Similarity of Wrapper-based Feature Subset Selection Methods on Software Engineering Data  
Author Huanjing Wang

 

Co-Author(s) Taghi M. Khoshgoftaar; Amri Napolitano

 

Abstract Recently, wrapper-based feature (software metric) subset selection techniques have been used as part of the software quality modeling process. However, it is not clear how much the different parameters of wrapper-based feature selection (such as the choice of wrapper learner and wrapper performance metric) affect which features are chosen. To study how these two choices can affect the feature selection process, we test five different learners and five different performance metrics within the wrapper and then use our newly proposed Average Pairwise Tanimoto Index (APTI) to evaluate the similarity between techniques which share either a learner or a metric in common. Three software metric datasets from a real-world software project are used in this study. Results demonstrate that Best Arithmetic Mean (BAM) and Best Geometric Mean (BGM) metrics exhibit most similarity regardless of learners; in addition, Overall Accuracy (OA) is least similar to each of the other metrics (Area Under the ROC Curve (AUC), Area Under the Precision-Recall Curve (PRC), BAM, and BGM) when considered individually with each.
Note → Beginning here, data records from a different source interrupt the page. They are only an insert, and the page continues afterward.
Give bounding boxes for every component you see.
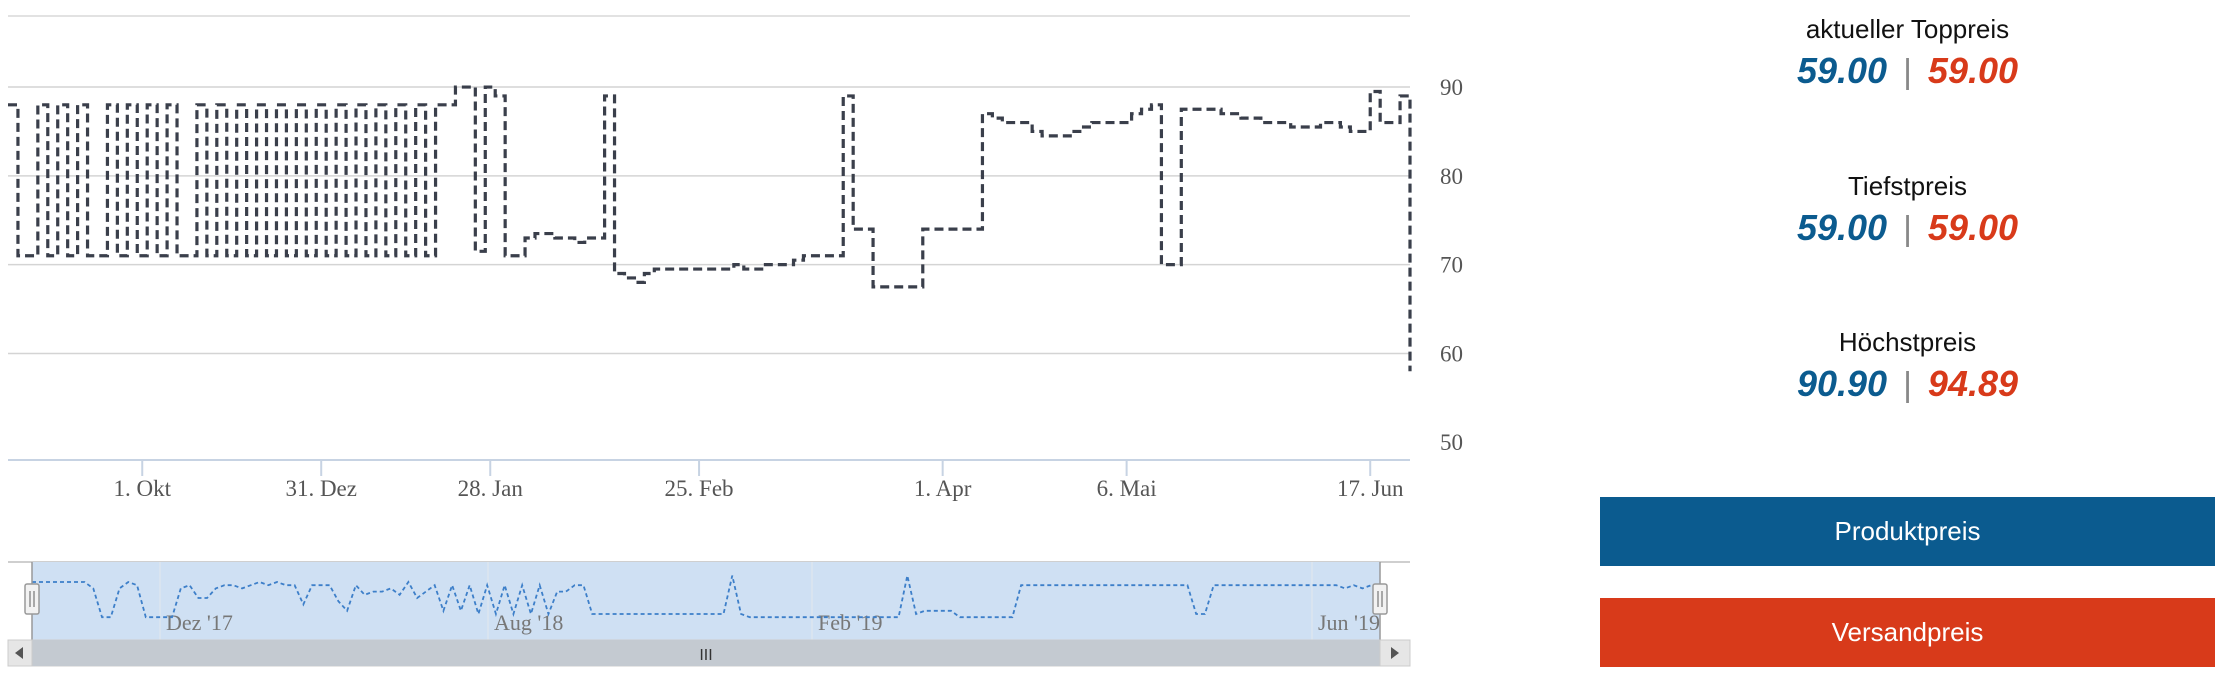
price-history-chart: 50 60 70 80 90 1. Okt 31. Dez 28. Jan 25. Feb 1. … — [7, 15, 1463, 667]
handle-grip — [24, 583, 40, 615]
y-tick-label: 90 — [1440, 75, 1463, 100]
stat-values: 59.00 | 59.00 — [1600, 203, 2215, 253]
navigator-label: Jun '19 — [1318, 610, 1380, 635]
scrollbar-thumb — [32, 640, 1380, 666]
x-tick-label: 28. Jan — [458, 476, 524, 501]
y-tick-label: 60 — [1440, 341, 1463, 366]
separator: | — [1903, 366, 1912, 404]
separator: | — [1903, 210, 1912, 248]
y-tick-label: 80 — [1440, 164, 1463, 189]
x-tick-label: 25. Feb — [665, 476, 734, 501]
x-tick-label: 1. Okt — [113, 476, 171, 501]
stat-label: aktueller Toppreis — [1805, 14, 2010, 44]
product-price-button[interactable]: Produktpreis — [1600, 497, 2215, 566]
navigator-scrollbar[interactable]: III — [7, 639, 1411, 667]
stat-label: Tiefstpreis — [1848, 171, 1967, 201]
shipping-price-value: 59.00 — [1927, 207, 2019, 248]
stat-label: Höchstpreis — [1838, 327, 1977, 357]
y-tick-label: 70 — [1440, 253, 1463, 278]
product-price-value: 59.00 — [1796, 50, 1888, 91]
chart-svg: 50 60 70 80 90 1. Okt 31. Dez 28. Jan 25. Feb 1. … — [7, 15, 1463, 667]
navigator-label: Feb '19 — [818, 610, 882, 635]
x-tick-label: 17. Jun — [1337, 476, 1404, 501]
navigator-selection — [32, 562, 1380, 640]
stat-values: 59.00 | 59.00 — [1600, 46, 2215, 96]
separator: | — [1903, 53, 1912, 91]
navigator-left-handle[interactable] — [24, 562, 40, 640]
stat-highest-price: Höchstpreis 90.90 | 94.89 — [1600, 325, 2215, 409]
shipping-price-button[interactable]: Versandpreis — [1600, 598, 2215, 667]
navigator-right-handle[interactable] — [1372, 562, 1388, 640]
price-series-line — [8, 85, 1412, 372]
x-tick-label: 31. Dez — [285, 476, 357, 501]
x-tick-label: 1. Apr — [914, 476, 972, 501]
shipping-price-value: 59.00 — [1927, 50, 2019, 91]
x-tick-label: 6. Mai — [1097, 476, 1157, 501]
scrollbar-grip: III — [699, 647, 712, 664]
shipping-price-value: 94.89 — [1927, 363, 2019, 404]
product-price-value: 59.00 — [1796, 207, 1888, 248]
scroll-right-arrow-icon — [1391, 647, 1399, 659]
y-tick-label: 50 — [1440, 430, 1463, 455]
stat-current-top-price: aktueller Toppreis 59.00 | 59.00 — [1600, 12, 2215, 96]
stat-lowest-price: Tiefstpreis 59.00 | 59.00 — [1600, 169, 2215, 253]
stat-values: 90.90 | 94.89 — [1600, 359, 2215, 409]
scroll-left-arrow-icon — [15, 647, 23, 659]
navigator-series-line — [32, 575, 1380, 619]
handle-grip — [1372, 583, 1388, 615]
navigator-label: Aug '18 — [494, 610, 563, 635]
navigator-label: Dez '17 — [166, 610, 233, 635]
product-price-value: 90.90 — [1796, 363, 1888, 404]
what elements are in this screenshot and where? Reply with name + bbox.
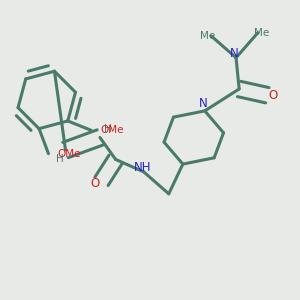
Text: N: N	[230, 47, 239, 60]
Text: H: H	[104, 124, 112, 134]
Text: O: O	[91, 177, 100, 190]
Text: H: H	[56, 154, 64, 164]
Text: O: O	[268, 89, 278, 102]
Text: Me: Me	[200, 31, 215, 41]
Text: OMe: OMe	[57, 149, 81, 159]
Text: Me: Me	[254, 28, 269, 38]
Text: N: N	[199, 97, 208, 110]
Text: NH: NH	[134, 161, 151, 174]
Text: OMe: OMe	[100, 125, 124, 135]
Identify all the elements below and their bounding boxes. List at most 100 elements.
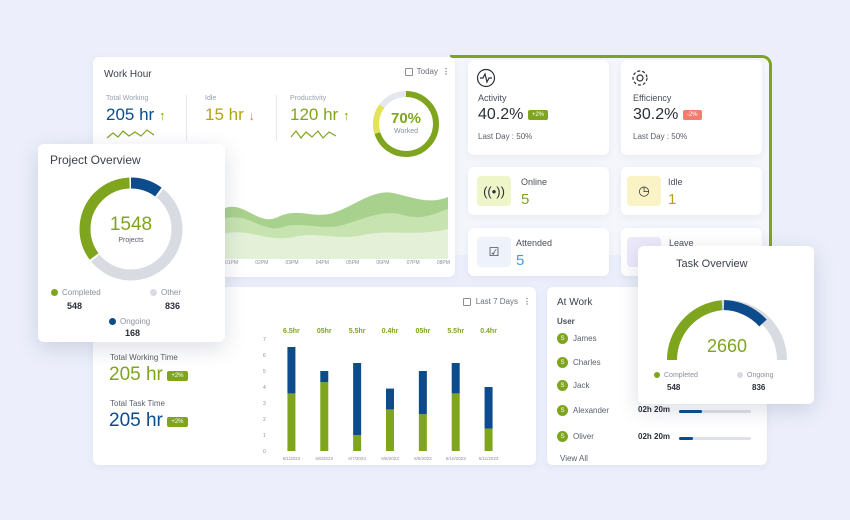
attended-card: ☑ Attended 5 xyxy=(468,228,609,276)
worked-gauge: 70% Worked xyxy=(370,88,442,160)
legend-completed: Completed xyxy=(51,288,101,297)
efficiency-card: Efficiency 30.2% -2% Last Day : 50% xyxy=(621,60,762,155)
efficiency-badge: -2% xyxy=(682,109,702,120)
total-working-row: 205 hr +2% xyxy=(109,364,188,386)
checkbox-icon: ☑ xyxy=(477,237,511,267)
time-tick: 05PM xyxy=(346,260,360,266)
bar-segment xyxy=(320,382,329,451)
bar-top-label: 0.4hr xyxy=(480,328,497,335)
x-tick-label: 6/9/2023 xyxy=(414,456,432,461)
y-tick-label: 1 xyxy=(263,433,266,439)
user-avatar: S xyxy=(557,357,568,368)
idle-card: ◷ Idle 1 xyxy=(621,167,762,215)
gauge-ongoing xyxy=(723,300,767,327)
y-tick-label: 6 xyxy=(263,353,266,359)
legend-ongoing: Ongoing xyxy=(109,317,150,326)
legend-dot xyxy=(51,289,58,297)
user-row[interactable]: S Alexander xyxy=(557,405,609,416)
y-tick-label: 5 xyxy=(263,369,266,375)
metric-label: Productivity xyxy=(290,95,327,102)
bar-top-label: 5.5hr xyxy=(349,328,366,335)
clock-icon: ◷ xyxy=(627,176,661,206)
activity-value-row: 40.2% +2% xyxy=(478,106,549,124)
user-avatar: S xyxy=(557,380,568,391)
efficiency-title: Efficiency xyxy=(633,93,672,103)
x-tick-label: 6/1/2023 xyxy=(283,456,301,461)
bar-segment xyxy=(287,347,296,394)
legend-dot xyxy=(654,372,660,379)
y-tick-label: 4 xyxy=(263,385,266,391)
project-overview-title: Project Overview xyxy=(50,153,141,167)
legend-ongoing-value: 168 xyxy=(125,328,141,338)
more-icon[interactable]: ⋮ xyxy=(442,67,450,76)
activity-last-day: Last Day : 50% xyxy=(478,132,533,141)
divider xyxy=(276,95,277,141)
bar-segment xyxy=(484,387,493,429)
legend-other-value: 836 xyxy=(165,301,181,311)
user-time: 02h 20m xyxy=(638,432,671,441)
user-row[interactable]: S Charles xyxy=(557,357,601,368)
activity-value: 40.2% xyxy=(478,106,524,123)
period-selector[interactable]: Today ⋮ xyxy=(404,67,450,76)
legend-completed-value: 548 xyxy=(67,301,83,311)
bar-top-label: 05hr xyxy=(415,328,430,335)
user-time: 02h 20m xyxy=(638,405,671,414)
metric-total-working: Total Working 205 hr ↑ xyxy=(106,95,165,146)
efficiency-last-day: Last Day : 50% xyxy=(633,132,688,141)
bar-segment xyxy=(353,435,362,451)
total-working-label: Total Working Time xyxy=(110,353,178,362)
time-tick: 06PM xyxy=(376,260,390,266)
user-name: Charles xyxy=(573,358,601,367)
time-tick: 04PM xyxy=(315,260,329,266)
more-icon[interactable]: ⋮ xyxy=(523,297,531,306)
time-tick: 02PM xyxy=(255,260,269,266)
total-working-badge: +2% xyxy=(167,370,188,381)
metric-value: 120 hr ↑ xyxy=(290,105,350,124)
user-progress-fill xyxy=(679,410,703,413)
user-row[interactable]: S James xyxy=(557,333,597,344)
total-task-badge: +2% xyxy=(167,416,188,427)
y-tick-label: 2 xyxy=(263,417,266,423)
user-row[interactable]: S Oliver xyxy=(557,431,594,442)
online-value: 5 xyxy=(521,191,530,208)
gear-icon xyxy=(632,70,648,86)
area-chart xyxy=(223,192,448,259)
metric-productivity: Productivity 120 hr ↑ xyxy=(290,95,349,146)
worked-label: Worked xyxy=(394,128,418,135)
project-total: 1548 xyxy=(109,214,153,235)
efficiency-value: 30.2% xyxy=(633,106,679,123)
y-tick-label: 0 xyxy=(263,449,266,455)
legend-dot xyxy=(150,289,157,297)
x-tick-label: 6/6/2023 xyxy=(316,456,334,461)
donut-segment-other xyxy=(79,177,183,281)
idle-value: 1 xyxy=(668,191,677,208)
user-avatar: S xyxy=(557,405,568,416)
project-overview-card: Project Overview 1548 Projects Completed… xyxy=(38,144,225,342)
user-name: Jack xyxy=(573,381,590,390)
donut-segment-ongoing xyxy=(79,177,183,281)
task-completed-value: 548 xyxy=(667,383,681,392)
bar-segment xyxy=(353,363,362,435)
task-legend-completed: Completed xyxy=(654,372,698,379)
x-tick-label: 6/7/2023 xyxy=(348,456,366,461)
total-task-label: Total Task Time xyxy=(110,399,165,408)
summary-period-selector[interactable]: Last 7 Days ⋮ xyxy=(462,297,531,306)
user-avatar: S xyxy=(557,333,568,344)
metric-value: 205 hr ↑ xyxy=(106,105,166,124)
task-overview-title: Task Overview xyxy=(676,258,748,270)
project-total-label: Projects xyxy=(118,237,144,244)
divider xyxy=(186,95,187,141)
worked-percent: 70% xyxy=(390,110,422,127)
time-tick: 01PM xyxy=(225,260,239,266)
calendar-icon xyxy=(404,67,413,76)
user-row[interactable]: S Jack xyxy=(557,380,589,391)
bar-segment xyxy=(386,409,394,451)
y-tick-label: 3 xyxy=(263,401,266,407)
work-hour-title: Work Hour xyxy=(104,69,152,80)
time-tick: 03PM xyxy=(285,260,299,266)
bar-segment xyxy=(484,428,493,451)
user-progress xyxy=(679,437,751,440)
view-all-link[interactable]: View All xyxy=(560,454,588,463)
bar-segment xyxy=(386,388,394,410)
task-overview-card: Task Overview 2660 Completed 548 Ongoing… xyxy=(638,246,814,404)
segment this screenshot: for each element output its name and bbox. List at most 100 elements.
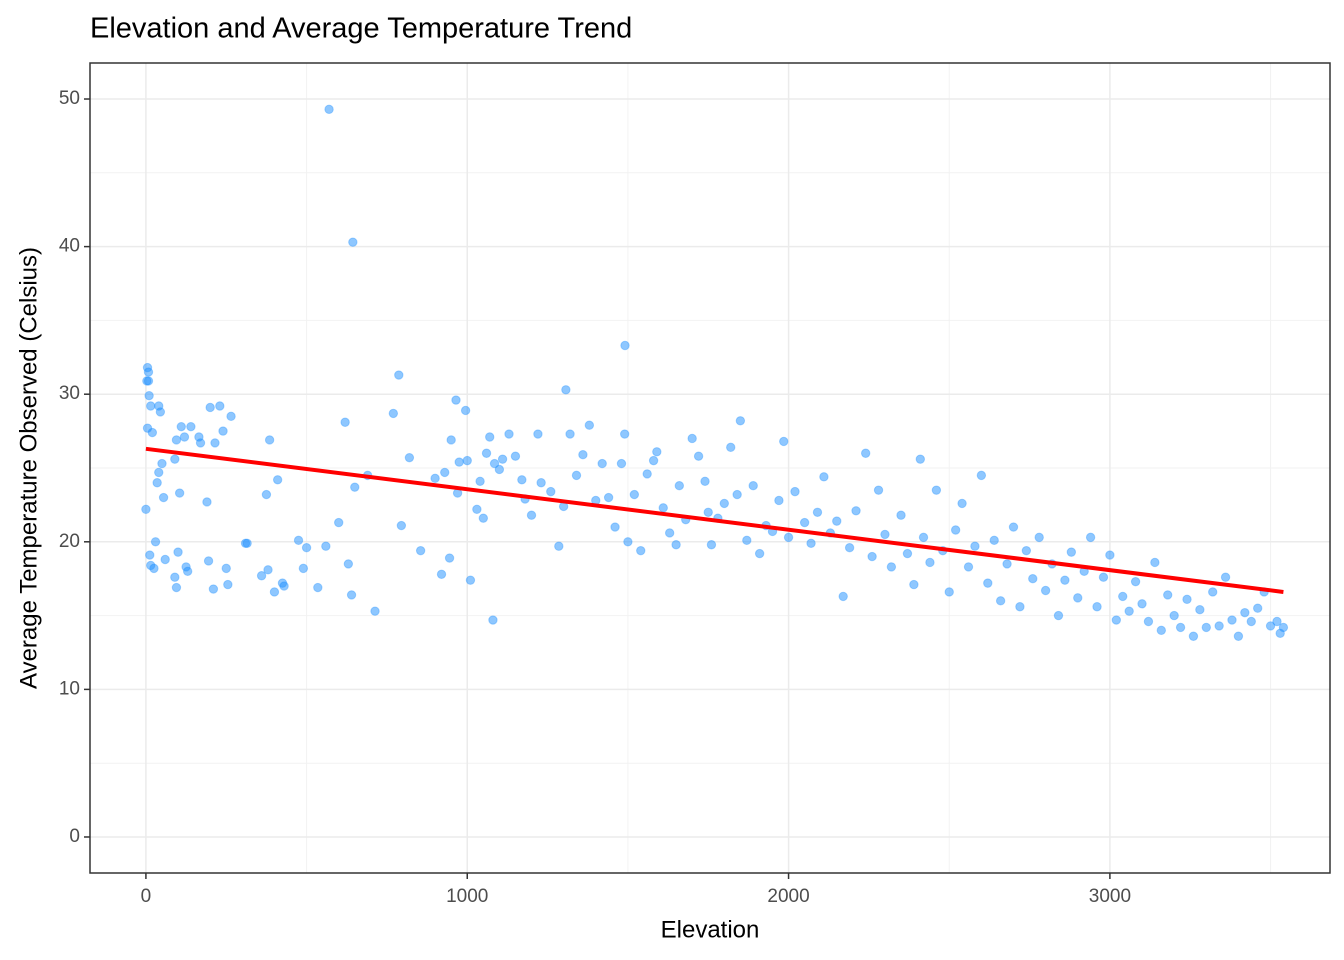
point (334, 517, 344, 528)
point (902, 548, 913, 559)
point (170, 454, 180, 464)
point (909, 579, 919, 590)
point (700, 476, 710, 486)
point (1085, 532, 1096, 543)
point (517, 475, 527, 485)
point (396, 520, 407, 531)
point (619, 429, 630, 439)
point (944, 587, 954, 597)
y-tick-label: 20 (59, 531, 80, 552)
point (1053, 610, 1064, 621)
point (886, 562, 897, 572)
point (269, 587, 280, 597)
point (1278, 622, 1289, 633)
point (658, 503, 668, 513)
point (693, 451, 704, 461)
point (462, 455, 472, 466)
point (154, 401, 164, 411)
point (158, 492, 169, 503)
point (149, 563, 159, 574)
point (565, 429, 575, 439)
y-axis-label: Average Temperature Observed (Celsius) (15, 247, 42, 689)
point (176, 421, 186, 432)
point (554, 541, 564, 551)
point (215, 401, 225, 411)
point (1137, 599, 1147, 609)
point (983, 578, 993, 588)
point (616, 458, 627, 469)
point (444, 553, 455, 563)
point (321, 541, 331, 551)
point (623, 537, 633, 547)
point (536, 478, 546, 488)
point (779, 436, 789, 447)
x-tick-label: 2000 (767, 886, 809, 907)
point (440, 467, 450, 478)
point (182, 566, 193, 577)
point (394, 370, 404, 380)
y-tick-label: 50 (59, 88, 80, 109)
point (636, 545, 646, 556)
point (1208, 587, 1218, 597)
point (671, 540, 681, 550)
point (819, 472, 829, 482)
point (603, 492, 614, 503)
point (489, 458, 500, 469)
point (370, 606, 380, 616)
point (976, 470, 987, 481)
point (648, 455, 659, 466)
point (806, 538, 816, 548)
point (719, 498, 729, 509)
point (1220, 572, 1231, 582)
point (1214, 621, 1224, 631)
point (152, 478, 162, 488)
point (799, 517, 810, 528)
point (510, 451, 521, 461)
point (812, 507, 823, 517)
point (340, 417, 350, 427)
point (298, 563, 309, 574)
point (652, 447, 662, 457)
point (1188, 631, 1199, 641)
y-tick-label: 10 (59, 678, 80, 699)
point (1169, 610, 1179, 621)
point (436, 569, 447, 579)
point (481, 448, 492, 458)
point (1272, 616, 1282, 627)
point (571, 470, 582, 481)
point (851, 506, 861, 516)
point (526, 510, 537, 520)
point (989, 535, 999, 546)
point (1246, 616, 1256, 627)
point (674, 481, 685, 491)
point (146, 401, 156, 411)
point (150, 537, 161, 547)
point (1253, 603, 1263, 613)
point (732, 489, 742, 500)
point (1105, 550, 1115, 560)
point (415, 545, 426, 556)
point (475, 476, 485, 486)
point (157, 458, 167, 469)
point (963, 562, 974, 572)
point (451, 395, 461, 405)
point (205, 402, 215, 413)
point (1021, 545, 1032, 556)
point (995, 596, 1006, 606)
point (703, 507, 713, 517)
point (143, 367, 154, 377)
point (642, 469, 652, 479)
point (430, 473, 440, 484)
point (343, 559, 354, 569)
point (1233, 631, 1244, 641)
point (203, 556, 214, 566)
trend-line (145, 446, 1284, 594)
point (844, 543, 855, 553)
point (446, 435, 456, 445)
point (454, 457, 464, 467)
point (293, 535, 304, 546)
point (915, 454, 926, 464)
point (218, 426, 228, 436)
point (561, 385, 571, 395)
point (748, 481, 758, 491)
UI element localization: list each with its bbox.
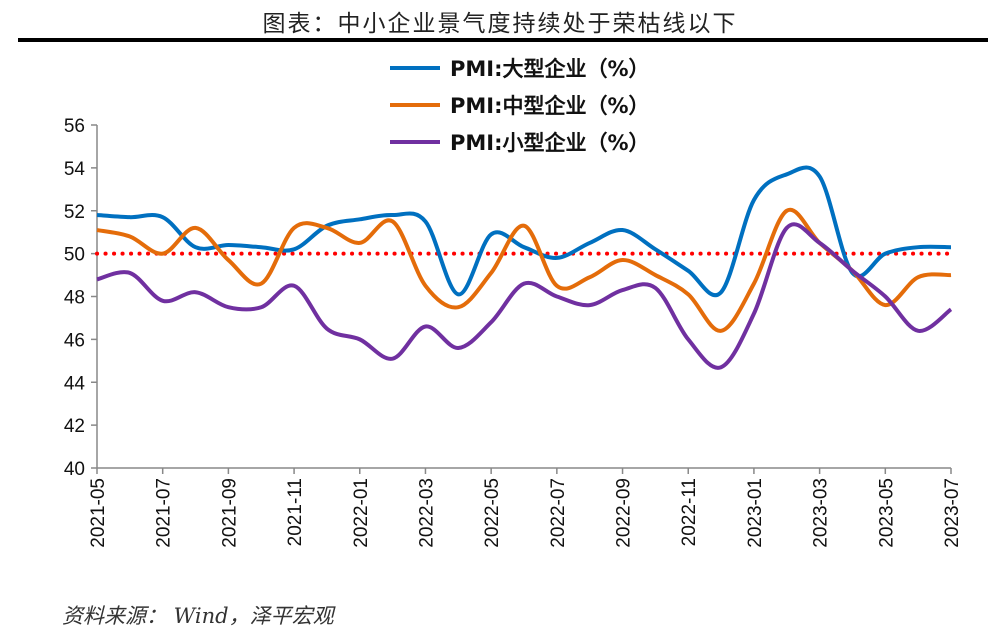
series-line-2 [96,222,953,370]
y-tick-label: 46 [64,330,85,351]
x-tick-label: 2022-09 [614,478,635,548]
x-tick-label: 2023-01 [745,478,766,548]
x-tick-label: 2023-05 [876,478,897,548]
title-divider [18,38,988,42]
x-tick-label: 2022-05 [482,478,503,548]
x-tick-label: 2021-05 [88,478,109,548]
legend-label-0: PMI:大型企业（%） [450,57,650,81]
series-line-0 [96,165,952,297]
x-tick-label: 2021-07 [154,478,175,548]
y-tick-label: 48 [64,288,85,309]
source-note: 资料来源： Wind，泽平宏观 [62,604,334,628]
x-tick-label: 2023-03 [811,478,832,548]
y-tick-label: 42 [64,416,85,437]
series-line-1 [96,207,952,333]
chart-title: 图表：中小企业景气度持续处于荣枯线以下 [262,11,738,37]
y-tick-label: 44 [64,373,86,394]
x-tick-label: 2021-11 [285,478,306,546]
y-tick-label: 56 [64,116,85,137]
x-tick-label: 2023-07 [942,478,963,548]
legend-label-2: PMI:小型企业（%） [450,131,650,155]
x-tick-label: 2021-09 [219,478,240,548]
x-tick-label: 2022-03 [416,478,437,548]
legend-label-1: PMI:中型企业（%） [450,94,650,118]
y-tick-label: 40 [64,459,85,480]
x-tick-label: 2022-11 [679,478,700,546]
y-tick-label: 52 [64,202,85,223]
x-tick-label: 2022-07 [548,478,569,548]
x-tick-label: 2022-01 [351,478,372,548]
y-tick-label: 50 [64,245,85,266]
y-tick-label: 54 [64,159,86,180]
The five learners were also found to produce very low amounts of similarity. Thus, we show that the choice of both learner and performance metric has a major effect on which features are chosen by wrapperbased feature subset selection.

 

Keywords feature subset selection, software measurements, wrappers, similarity
   
    Article #:  20223
 
Proceedings of the 20th ISSAT International Conference on Reliability and Quality in Design
August 7-9, 2014 - Seattle, Washington, U.S.A.